In the 1980s that wasn’t really a thing. Besides, it taught me a valuable skill: I partnered with someone who was good at taking notes and I was good at paying attention without taking any notes - she, too, had a problem understanding what she was writing down while writing it down, but took beautiful copies of the lecture. So, afterwards we’d get together and I’d explain her notes to her - which helped me to cement the concepts in my head, at least long enough to get through the exam, and she got her notes explained.
Computers with some encyclopedia, but no GPTs are fine, no?
If a kid can write and train a mini-GPT trainable on that encyclopedia, then maybe they deserve the mark for desperation and ingenuity and being a fucking new Leonardo.
GPTs are fine, if you learn to disrespect their output and fix it before presenting it as your own.
Actually, taught that way, GPT may be a tool for teaching critical thinking - if the professors aren’t too lazy to mark down the garbage output.
Only if the first draft is the student’s own creation otherwise they will never learn how to analyze a work and construct the argument theu want to make beginning to end.

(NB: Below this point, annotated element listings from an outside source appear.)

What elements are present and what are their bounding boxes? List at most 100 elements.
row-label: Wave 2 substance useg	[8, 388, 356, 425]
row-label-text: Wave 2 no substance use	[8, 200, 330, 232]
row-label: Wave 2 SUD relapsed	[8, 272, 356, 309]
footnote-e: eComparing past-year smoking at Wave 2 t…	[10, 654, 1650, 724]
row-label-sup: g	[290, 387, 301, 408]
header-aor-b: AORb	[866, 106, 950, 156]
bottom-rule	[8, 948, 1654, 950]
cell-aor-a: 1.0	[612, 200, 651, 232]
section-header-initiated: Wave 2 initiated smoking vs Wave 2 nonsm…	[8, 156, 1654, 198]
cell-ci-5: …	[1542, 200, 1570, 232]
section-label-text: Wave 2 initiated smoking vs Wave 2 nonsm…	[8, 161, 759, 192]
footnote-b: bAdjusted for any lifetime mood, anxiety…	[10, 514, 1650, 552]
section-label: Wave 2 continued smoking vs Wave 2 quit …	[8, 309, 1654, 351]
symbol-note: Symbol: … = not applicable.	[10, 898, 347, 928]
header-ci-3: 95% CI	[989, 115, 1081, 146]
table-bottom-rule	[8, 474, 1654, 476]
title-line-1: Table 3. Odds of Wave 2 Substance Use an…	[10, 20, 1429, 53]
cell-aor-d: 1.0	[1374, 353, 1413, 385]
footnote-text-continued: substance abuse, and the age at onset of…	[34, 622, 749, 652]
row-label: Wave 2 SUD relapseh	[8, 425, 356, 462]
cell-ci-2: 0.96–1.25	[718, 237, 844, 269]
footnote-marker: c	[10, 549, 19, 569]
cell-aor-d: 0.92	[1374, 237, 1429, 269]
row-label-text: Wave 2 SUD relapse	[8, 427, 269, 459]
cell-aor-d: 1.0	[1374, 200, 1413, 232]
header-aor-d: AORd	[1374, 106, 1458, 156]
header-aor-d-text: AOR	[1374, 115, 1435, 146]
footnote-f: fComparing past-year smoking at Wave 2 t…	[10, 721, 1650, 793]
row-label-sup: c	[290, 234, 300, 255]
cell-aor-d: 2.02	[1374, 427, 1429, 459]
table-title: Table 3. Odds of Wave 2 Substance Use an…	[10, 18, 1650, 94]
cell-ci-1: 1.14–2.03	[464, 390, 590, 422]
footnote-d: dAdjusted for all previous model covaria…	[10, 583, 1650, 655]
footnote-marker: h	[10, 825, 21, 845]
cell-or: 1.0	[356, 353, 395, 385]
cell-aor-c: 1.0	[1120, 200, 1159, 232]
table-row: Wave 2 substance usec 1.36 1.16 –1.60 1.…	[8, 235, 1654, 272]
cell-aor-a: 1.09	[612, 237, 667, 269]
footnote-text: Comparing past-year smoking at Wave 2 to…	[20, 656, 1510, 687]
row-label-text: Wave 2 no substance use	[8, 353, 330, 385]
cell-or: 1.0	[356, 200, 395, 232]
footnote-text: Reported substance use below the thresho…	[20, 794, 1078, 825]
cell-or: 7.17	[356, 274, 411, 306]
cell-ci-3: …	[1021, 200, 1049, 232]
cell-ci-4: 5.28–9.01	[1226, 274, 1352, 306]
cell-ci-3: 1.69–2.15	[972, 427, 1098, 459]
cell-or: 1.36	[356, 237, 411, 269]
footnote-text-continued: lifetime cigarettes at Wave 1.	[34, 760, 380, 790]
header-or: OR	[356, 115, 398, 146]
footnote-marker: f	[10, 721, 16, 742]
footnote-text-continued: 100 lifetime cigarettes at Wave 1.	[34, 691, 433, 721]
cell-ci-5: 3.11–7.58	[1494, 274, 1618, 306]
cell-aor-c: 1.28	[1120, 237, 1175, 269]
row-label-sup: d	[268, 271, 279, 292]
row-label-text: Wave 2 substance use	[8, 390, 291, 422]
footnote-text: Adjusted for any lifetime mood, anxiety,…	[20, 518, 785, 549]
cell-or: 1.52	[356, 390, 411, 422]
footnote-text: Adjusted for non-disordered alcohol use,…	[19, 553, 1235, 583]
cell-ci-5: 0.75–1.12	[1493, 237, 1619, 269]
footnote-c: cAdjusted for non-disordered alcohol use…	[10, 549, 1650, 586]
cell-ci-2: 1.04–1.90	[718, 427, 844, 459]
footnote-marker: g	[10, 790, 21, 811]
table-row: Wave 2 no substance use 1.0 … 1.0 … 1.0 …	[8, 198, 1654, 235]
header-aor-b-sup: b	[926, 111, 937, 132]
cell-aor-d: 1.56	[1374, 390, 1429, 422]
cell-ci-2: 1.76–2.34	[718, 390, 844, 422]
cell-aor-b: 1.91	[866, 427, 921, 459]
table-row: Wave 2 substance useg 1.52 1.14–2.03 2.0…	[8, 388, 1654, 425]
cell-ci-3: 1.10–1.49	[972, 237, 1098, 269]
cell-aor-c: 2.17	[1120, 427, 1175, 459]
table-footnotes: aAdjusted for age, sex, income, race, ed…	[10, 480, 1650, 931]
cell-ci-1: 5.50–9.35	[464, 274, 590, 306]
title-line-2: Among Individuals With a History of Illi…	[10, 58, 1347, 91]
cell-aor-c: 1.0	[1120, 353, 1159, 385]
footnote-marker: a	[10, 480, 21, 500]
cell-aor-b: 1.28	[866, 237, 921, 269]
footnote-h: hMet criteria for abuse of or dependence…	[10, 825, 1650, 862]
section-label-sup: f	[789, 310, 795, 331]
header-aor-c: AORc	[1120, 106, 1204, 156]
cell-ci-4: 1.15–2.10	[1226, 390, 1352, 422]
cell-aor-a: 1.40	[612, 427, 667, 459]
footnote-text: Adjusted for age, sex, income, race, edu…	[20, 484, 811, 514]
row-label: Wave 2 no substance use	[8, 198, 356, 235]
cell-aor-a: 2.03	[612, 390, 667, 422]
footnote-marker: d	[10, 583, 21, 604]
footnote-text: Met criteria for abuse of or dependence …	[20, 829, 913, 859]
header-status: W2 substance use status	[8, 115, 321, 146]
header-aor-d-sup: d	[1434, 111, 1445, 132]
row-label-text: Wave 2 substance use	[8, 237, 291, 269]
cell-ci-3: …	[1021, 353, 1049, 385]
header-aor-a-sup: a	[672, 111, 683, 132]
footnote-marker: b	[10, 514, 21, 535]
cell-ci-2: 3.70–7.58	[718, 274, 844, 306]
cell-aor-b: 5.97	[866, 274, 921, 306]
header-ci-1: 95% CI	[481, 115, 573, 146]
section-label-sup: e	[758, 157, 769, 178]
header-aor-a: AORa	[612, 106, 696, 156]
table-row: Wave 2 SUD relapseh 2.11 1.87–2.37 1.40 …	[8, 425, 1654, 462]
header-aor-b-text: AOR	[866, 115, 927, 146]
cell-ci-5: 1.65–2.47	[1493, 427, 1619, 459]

A lot of people “have trouble getting started” - in all kinds of endeavors. Once you get them rolling, they can see the pattern and do it for themselves next time. If the AI glop gets lucky and copied decent argument from beginning to end (something I’ve seen it fail spectacularly at many times), then that can help jumpstart people who are stuck, but only if they can recognize when it’s just a bunch of glop.
Really, if would be better for them to read a bunch of samples for themselves (which is what the AI does) and hopefully they can get the pattern. What I think is a horrible approach is to sit in a lecture hall and listen to a little guy down front drone in a monotone about the theory of what you are supposed to do, then try to synthesize from the fragments of what you understood from that what is expected. Samples to work from are much more efficient.
I have a friend who has taught Online university writing for the past 10 years. Her students are now just about 100% using AI - her goal isn’t to get them to stop, it’s to get them to recognize what garbage writing is and how to fix it so it isn’t garbage anymore.
I wish English teachers did this instead of… Whatever TF they’re doing instead.
This is something they should’ve been doing all along. Long before the invention of LLMs or computers.
This is the inevitable result of “No Child Left Behind” linking school funding to how students performed on standardized tests. American schools haven’t been about education for the last 20+ years. They are about getting as much funding as possible.
Not just American schools, all the way back to Leonardo DaVinci and beyond it has been all about the funding.